今後数か月以内に「GPT-4 Turbo」を一般公開する予定です。
5. モデレーションモデルの更新
これまでで最も堅牢なモデレーションモデルである「text-moderation-007」をリリースします。「text-moderation-latest」および「text-moderation-stable」エイリアスが、それを指すように更新されました。
安全なAIシステムの構築について詳しくは、「safety best practices guide」を参照してください。
6. APIキーの管理方法の改善
開発者がAPI キーの使用状況をより詳細に把握し、制御できるようにするため、APIキーの管理方法の改善を開始しました。
開発者はAPI キーページからAPI キーに権限を割り当てることができるようになりました。 たとえば、内部追跡ダッシュボードを強化するためにキーに読み取り専用アクセスを割り当てたり、特定のエンドポイントへのアクセスのみに制限したりすることができます。

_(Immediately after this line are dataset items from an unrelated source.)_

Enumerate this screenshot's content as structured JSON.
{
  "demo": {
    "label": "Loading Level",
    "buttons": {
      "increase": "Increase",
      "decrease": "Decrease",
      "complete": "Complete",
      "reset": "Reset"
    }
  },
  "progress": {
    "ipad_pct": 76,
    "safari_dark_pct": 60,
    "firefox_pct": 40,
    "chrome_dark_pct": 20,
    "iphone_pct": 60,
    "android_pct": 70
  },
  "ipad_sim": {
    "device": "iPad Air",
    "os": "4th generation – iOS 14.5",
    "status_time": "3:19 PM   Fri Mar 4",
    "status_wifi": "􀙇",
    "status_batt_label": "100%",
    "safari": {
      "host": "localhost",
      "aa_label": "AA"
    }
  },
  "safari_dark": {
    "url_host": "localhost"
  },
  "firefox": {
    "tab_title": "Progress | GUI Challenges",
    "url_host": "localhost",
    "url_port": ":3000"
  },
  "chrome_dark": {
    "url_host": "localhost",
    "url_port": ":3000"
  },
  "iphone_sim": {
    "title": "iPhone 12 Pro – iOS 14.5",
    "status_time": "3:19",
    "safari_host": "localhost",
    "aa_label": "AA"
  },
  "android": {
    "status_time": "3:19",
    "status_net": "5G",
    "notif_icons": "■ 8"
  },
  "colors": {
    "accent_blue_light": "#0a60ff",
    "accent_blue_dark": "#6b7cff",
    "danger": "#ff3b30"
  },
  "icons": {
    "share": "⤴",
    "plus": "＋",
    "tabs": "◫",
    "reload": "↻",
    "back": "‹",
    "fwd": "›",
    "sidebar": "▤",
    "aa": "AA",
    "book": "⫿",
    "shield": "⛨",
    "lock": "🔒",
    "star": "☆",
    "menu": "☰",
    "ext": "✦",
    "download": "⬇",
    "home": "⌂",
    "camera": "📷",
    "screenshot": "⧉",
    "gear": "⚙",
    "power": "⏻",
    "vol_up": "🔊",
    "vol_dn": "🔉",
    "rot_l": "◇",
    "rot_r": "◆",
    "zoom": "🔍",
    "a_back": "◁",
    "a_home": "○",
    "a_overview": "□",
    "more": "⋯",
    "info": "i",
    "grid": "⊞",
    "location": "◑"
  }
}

使用状況ダッシュボードと使用状況エクスポート機能は、追跡を有効にした後、API キーレベルでメトリクスを公開するようになりました。これにより、それぞれに個別のAPI キーを用意するだけで、機能、チーム、製品、またはプロジェクトレベルごとの使用状況を表示できるようになります。
今後数か月間で、特に大規模組織において、開発者がAPIの使用状況を確認し、APIキーを管理できる機能をさらに改善する予定です。